Quite apart from the fun factor, this is a game that makes you think “what if..?” Having read a few books detailing famous survival stories, it’s pretty clear that in the real world, as soon as you start sacrificing the weak and the helpless ‘for the greater good’ things start sliding quickly downhill for everyone. It may seem like the right decision to sacrifice moral and ethical concerns so the strong can survive, but it usually results in everyone turning on each other. You’re reminded of these issues in Dead of Winter, and you may even find yourself making surprising choices when the pressure is on.

It just goes to show that we did need another zombie game after all

Graphic design-wise, this is one of the best designed games all year. The visuals are remarkably professional and consistent throughout, the illustration is excellent, the rules are clear and well laid out (with one exception; it’s not listed what a crisis card with two icons separated by a slash means; it means any combination of those item types can be used to fulfil the condition), and personally I think the illustrated stand-ups are a fantastic alternative to the glut of plastic figure games on the market, since not everyone wants to paint plastic figures when they buy a boardgame.
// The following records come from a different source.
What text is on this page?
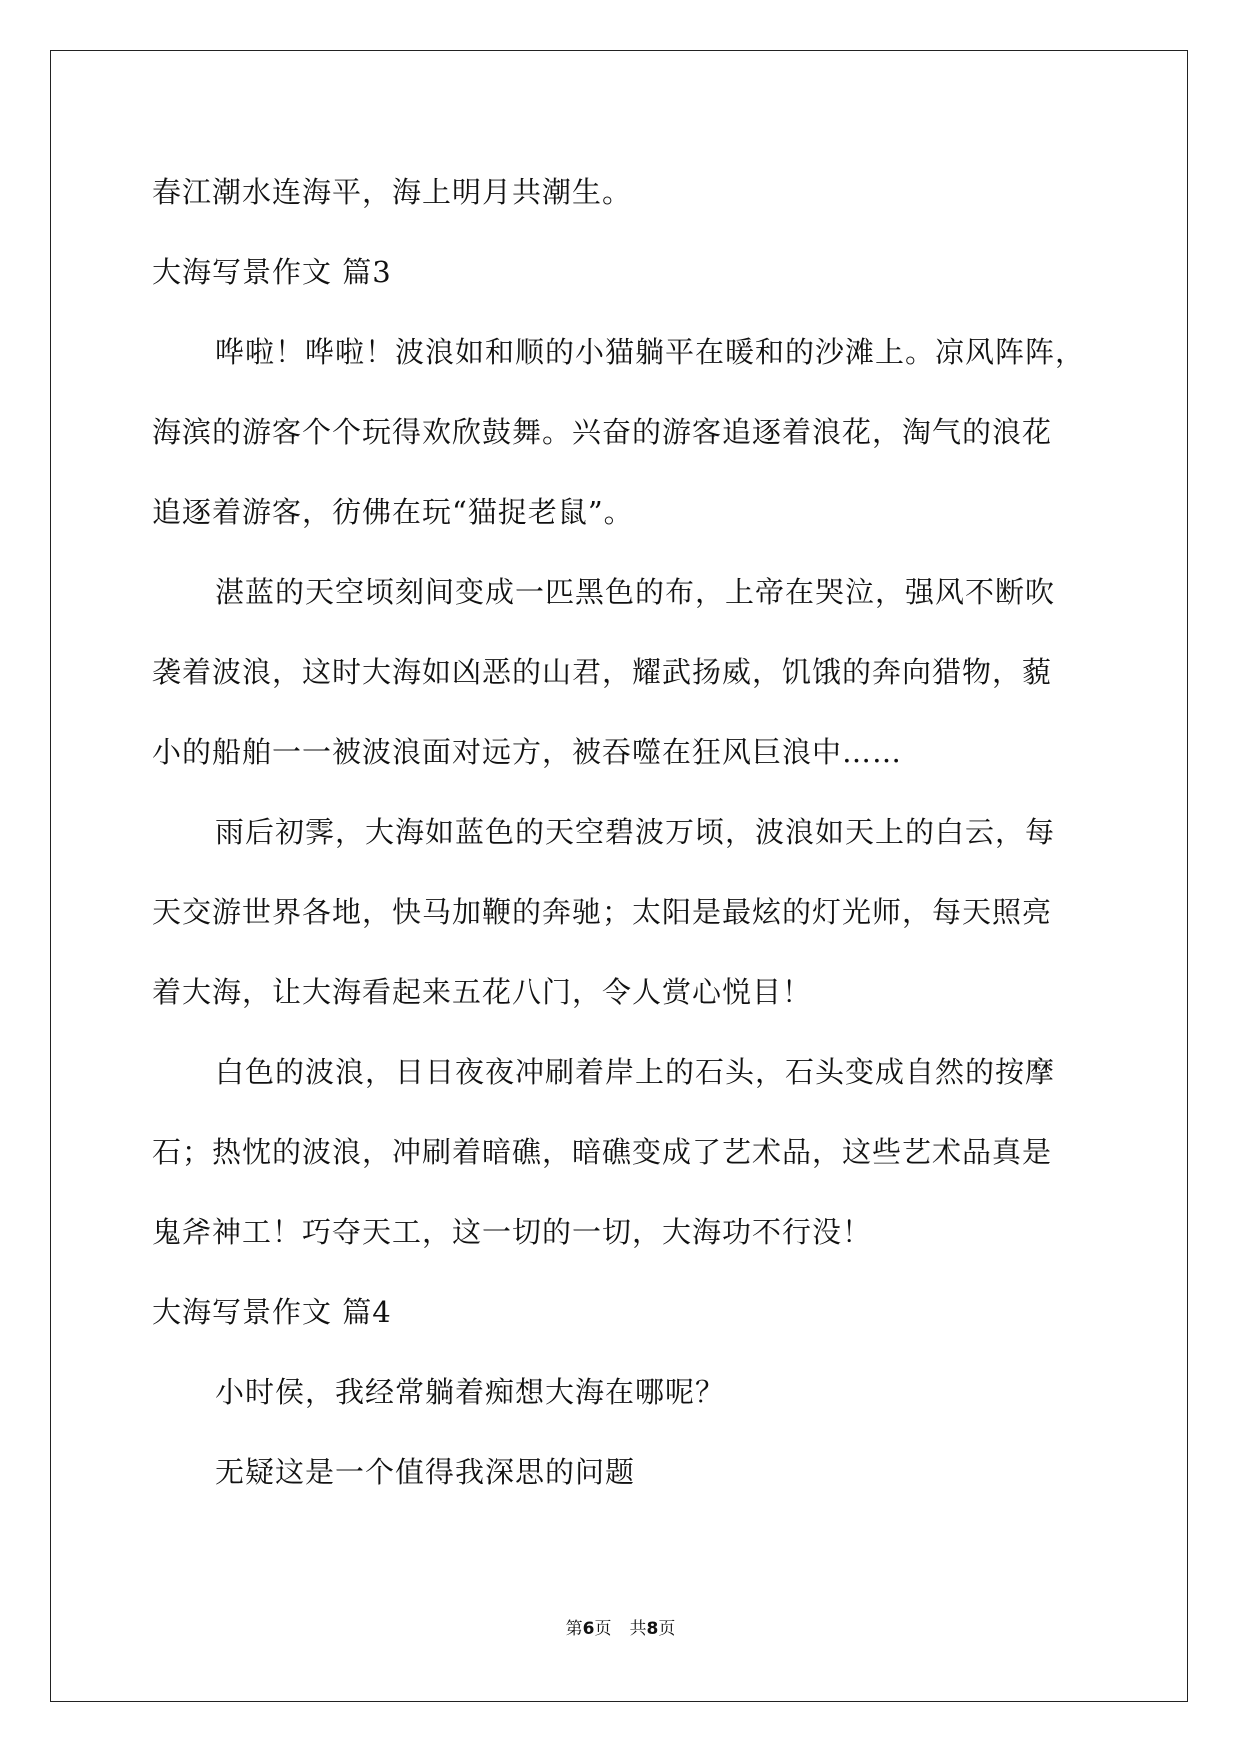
春江潮水连海平，海上明月共潮生。
大海写景作文 篇3
哗啦！哗啦！波浪如和顺的小猫躺平在暖和的沙滩上。凉风阵阵，
海滨的游客个个玩得欢欣鼓舞。兴奋的游客追逐着浪花，淘气的浪花
追逐着游客，彷佛在玩“猫捉老鼠”。
湛蓝的天空顷刻间变成一匹黑色的布，上帝在哭泣，强风不断吹
袭着波浪，这时大海如凶恶的山君，耀武扬威，饥饿的奔向猎物，藐
小的船舶一一被波浪面对远方，被吞噬在狂风巨浪中……
雨后初霁，大海如蓝色的天空碧波万顷，波浪如天上的白云，每
天交游世界各地，快马加鞭的奔驰；太阳是最炫的灯光师，每天照亮
着大海，让大海看起来五花八门，令人赏心悦目！
白色的波浪，日日夜夜冲刷着岸上的石头，石头变成自然的按摩
石；热忱的波浪，冲刷着暗礁，暗礁变成了艺术品，这些艺术品真是
鬼斧神工！巧夺天工，这一切的一切，大海功不行没！
大海写景作文 篇4
小时侯，我经常躺着痴想大海在哪呢？
无疑这是一个值得我深思的问题
第6页 共8页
It’s one of those rare games where, being as I am a graphic designer with a perfectionist streak, I look at the design and think “I can’t think of anything they could have done to improve that design”. Plaid Hat should be proud of the visuals on this one.

Apparently there are plans for more Crossroads system games, and I’m looking forward to them, though I would like to see the luck factor mitigated just a little. With all the things players have to do to survive in Dead of Winter, it feels like you need to get just the right combination of pieces to solve the puzzle, but in fact it’s more of an hour or two of frantic reactions to an ever-escalating series of disastrous events, and a bit of bad luck can mean game over. As long as you know that going in and buckle up for the ride, there’s a wonderful time to be had.

It just goes to show that we did need another zombie game after all. We just needed a really good one—and Dead of Winter is it.